5. Warren Wright - High cheek bones, strong jaw and a pilot's license - no woman has a chance at escaping Mr. Wright and we haven't even gotten to the good parts yet. He's a former Coast Guard helicopter pilot who probably saved everyone in Alaska's life twice and then let Kevin Costner and Aston Kutcher make a movie about his life. He would have starred in the movie, but they wanted the audience to concentrate on the plot, not the pecs. He's applied to the Judge Advocate General (JAG for you TV watchers) just in case there's somebody left out there that can't "handle the truth."
6. Marian White- She's a Southern beauty who's just moonlighting on the Hill until she dashes off to Boston for a Masters in being better than you (it's a two year program). When she's not turning heads in committee meetings, she's a gourmet chef who supplies "dinner parties" with her irresistable "South Carolinian cobblers and mac 'n' cheese." Who under 50 has "dinner parties?" Fabulous people - that's who.
7. Alyssa Dack - The nauseating facts are simple - Duke, Turkey, Italy and hikes Shenandoah like it's her job. Claims she's happy to be single, but we all know that's just a cover for having 20 dates lined up for the next week (your Match.com profile hasn't been viewed by anyone in a week). Watches "West Wing" because it's what cool people do when their not outside making us jealous.
8. Samantha Dezur - Very hot. So hot in fact that she was on a TV show on the Style Network. Masters from Georgetown. Had a dream to work at a fashion magazine - checked that box already and moved on (her bucket list actually has things crossed out - you're stuck on "see Niagara Falls"). Never goes out, but hits the gym and reads a lot (she goes out - don't believe for a second she doesn't). Says she's a Libertarian which means if you have questions, she has Ron Paul answers.
9. Leslie Rath - Has a horse - hunts foxes from the top of it when she's in Florida at her parent's Orange plantation. While you can't hardly afford to board yourself in a 600 sqft apartment in a shitty part of town - this Scheduler is paying someone to play with her horse while she's farting around here in DC. Your family plays scharades when they get together - her family pretends to be 19th century British Aristocrats and reenacts royal hobbies on horseback. I have a feeling "work" is something she does when she's not swimming around in her piles of family money.

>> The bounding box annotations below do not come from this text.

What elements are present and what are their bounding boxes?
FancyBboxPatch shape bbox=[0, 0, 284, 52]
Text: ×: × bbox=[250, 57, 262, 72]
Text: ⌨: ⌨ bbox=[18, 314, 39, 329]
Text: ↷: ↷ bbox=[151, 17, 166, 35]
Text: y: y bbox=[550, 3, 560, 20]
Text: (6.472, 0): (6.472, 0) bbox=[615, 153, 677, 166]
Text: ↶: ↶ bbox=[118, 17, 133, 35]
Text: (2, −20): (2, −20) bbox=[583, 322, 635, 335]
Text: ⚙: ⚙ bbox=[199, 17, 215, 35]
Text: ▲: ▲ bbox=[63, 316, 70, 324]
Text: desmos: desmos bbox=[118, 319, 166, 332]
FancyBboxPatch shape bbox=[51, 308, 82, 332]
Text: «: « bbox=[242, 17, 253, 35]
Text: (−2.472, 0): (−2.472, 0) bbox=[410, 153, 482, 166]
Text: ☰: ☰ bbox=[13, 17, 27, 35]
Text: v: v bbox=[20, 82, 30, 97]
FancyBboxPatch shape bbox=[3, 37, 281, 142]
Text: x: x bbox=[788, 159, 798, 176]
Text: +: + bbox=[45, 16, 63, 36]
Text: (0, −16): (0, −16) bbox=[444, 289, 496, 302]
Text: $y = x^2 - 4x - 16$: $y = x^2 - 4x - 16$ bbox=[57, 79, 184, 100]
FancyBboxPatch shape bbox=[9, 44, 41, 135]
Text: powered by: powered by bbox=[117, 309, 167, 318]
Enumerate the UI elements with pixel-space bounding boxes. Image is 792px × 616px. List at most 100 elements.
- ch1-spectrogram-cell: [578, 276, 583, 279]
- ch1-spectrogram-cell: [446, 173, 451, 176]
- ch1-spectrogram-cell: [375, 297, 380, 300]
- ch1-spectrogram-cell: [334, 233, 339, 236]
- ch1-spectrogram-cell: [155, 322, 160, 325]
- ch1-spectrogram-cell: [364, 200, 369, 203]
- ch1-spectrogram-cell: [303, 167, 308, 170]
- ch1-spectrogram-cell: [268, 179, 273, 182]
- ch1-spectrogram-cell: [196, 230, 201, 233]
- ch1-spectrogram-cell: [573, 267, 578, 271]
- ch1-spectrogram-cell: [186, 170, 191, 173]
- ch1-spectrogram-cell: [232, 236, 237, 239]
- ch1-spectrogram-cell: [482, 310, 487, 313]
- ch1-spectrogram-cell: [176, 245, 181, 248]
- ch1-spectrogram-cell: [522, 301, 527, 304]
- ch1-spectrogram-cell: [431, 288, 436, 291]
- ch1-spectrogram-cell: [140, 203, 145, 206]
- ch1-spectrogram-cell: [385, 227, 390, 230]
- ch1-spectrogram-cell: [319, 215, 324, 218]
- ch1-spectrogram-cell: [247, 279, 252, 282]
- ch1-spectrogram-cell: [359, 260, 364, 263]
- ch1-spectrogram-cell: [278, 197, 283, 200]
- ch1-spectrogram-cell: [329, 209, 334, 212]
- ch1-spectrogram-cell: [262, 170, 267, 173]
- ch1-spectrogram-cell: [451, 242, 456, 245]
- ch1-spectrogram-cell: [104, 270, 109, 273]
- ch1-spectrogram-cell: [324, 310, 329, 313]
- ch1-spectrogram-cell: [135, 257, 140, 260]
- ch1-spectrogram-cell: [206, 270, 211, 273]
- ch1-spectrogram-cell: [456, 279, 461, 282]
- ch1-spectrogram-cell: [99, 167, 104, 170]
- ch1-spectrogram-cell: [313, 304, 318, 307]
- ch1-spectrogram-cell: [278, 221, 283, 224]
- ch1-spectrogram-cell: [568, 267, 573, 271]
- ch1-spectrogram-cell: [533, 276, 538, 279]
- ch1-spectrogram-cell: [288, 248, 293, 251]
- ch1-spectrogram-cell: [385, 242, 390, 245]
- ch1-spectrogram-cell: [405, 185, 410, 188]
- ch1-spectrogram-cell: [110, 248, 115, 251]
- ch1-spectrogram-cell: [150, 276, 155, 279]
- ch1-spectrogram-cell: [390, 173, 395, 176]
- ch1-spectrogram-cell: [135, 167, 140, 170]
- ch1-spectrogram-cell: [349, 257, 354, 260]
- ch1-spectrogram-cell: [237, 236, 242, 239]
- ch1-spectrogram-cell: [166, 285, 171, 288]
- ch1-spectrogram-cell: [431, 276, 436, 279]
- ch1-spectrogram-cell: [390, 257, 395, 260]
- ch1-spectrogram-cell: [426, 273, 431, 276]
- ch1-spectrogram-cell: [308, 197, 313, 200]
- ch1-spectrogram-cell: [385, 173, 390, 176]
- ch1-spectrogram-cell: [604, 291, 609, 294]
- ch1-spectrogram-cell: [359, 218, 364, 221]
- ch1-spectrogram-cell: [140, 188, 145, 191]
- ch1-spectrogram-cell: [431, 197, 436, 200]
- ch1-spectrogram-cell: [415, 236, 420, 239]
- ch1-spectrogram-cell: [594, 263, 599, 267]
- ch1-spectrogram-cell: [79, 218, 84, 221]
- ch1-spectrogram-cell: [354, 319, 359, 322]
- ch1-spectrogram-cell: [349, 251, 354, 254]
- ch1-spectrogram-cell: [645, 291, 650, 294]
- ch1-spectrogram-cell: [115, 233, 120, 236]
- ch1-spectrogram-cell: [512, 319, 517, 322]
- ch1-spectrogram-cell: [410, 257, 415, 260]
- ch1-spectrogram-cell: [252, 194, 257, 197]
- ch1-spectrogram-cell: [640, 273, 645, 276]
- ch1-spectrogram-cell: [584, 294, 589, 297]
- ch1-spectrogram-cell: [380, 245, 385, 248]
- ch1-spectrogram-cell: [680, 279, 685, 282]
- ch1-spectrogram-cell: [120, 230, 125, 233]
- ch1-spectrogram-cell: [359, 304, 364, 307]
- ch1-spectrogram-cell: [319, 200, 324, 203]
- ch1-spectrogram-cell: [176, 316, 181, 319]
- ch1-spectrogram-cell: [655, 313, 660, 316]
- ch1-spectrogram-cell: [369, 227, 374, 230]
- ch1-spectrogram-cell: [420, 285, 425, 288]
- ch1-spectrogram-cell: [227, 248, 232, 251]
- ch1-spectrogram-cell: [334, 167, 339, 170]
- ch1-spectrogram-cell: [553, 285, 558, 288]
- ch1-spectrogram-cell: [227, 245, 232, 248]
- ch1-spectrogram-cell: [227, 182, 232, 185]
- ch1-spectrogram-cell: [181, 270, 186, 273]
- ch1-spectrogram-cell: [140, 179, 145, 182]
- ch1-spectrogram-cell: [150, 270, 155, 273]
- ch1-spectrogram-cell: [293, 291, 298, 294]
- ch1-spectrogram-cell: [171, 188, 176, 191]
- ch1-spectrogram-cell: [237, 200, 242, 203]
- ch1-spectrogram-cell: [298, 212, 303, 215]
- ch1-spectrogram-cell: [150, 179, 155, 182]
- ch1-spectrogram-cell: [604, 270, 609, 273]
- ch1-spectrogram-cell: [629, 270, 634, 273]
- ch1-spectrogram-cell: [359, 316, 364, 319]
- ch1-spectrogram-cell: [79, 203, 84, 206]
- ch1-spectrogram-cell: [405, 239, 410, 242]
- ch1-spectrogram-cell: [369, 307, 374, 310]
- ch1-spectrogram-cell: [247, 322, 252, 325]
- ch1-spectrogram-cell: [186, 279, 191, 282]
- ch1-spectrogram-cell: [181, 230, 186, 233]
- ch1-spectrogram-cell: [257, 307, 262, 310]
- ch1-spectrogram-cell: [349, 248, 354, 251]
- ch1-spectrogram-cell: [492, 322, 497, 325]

10. Rep. Michele Bachmann - She's hot right up until the point she starts talking - and I'm a conservative guy with conservative ideals, just so you know. Pretends she shops at Marshalls and somehow had the option of becoming Swiss (you can't even get decent swiss cheese). She's so much better than you, she can say whatever she wants and retain her seat. You can't even express your opinion at Thanksgiving without being sent to the kid's table. So magical is she, that her husband and her can turn gay people straight. You're probably responsible for turning at least one person the opposite direction without meaning to.
Truthfully, I wanted to do all 50 at once, but I was getting pretty depressed at #8... if you want more, I will suck it up and press on. Just let me know.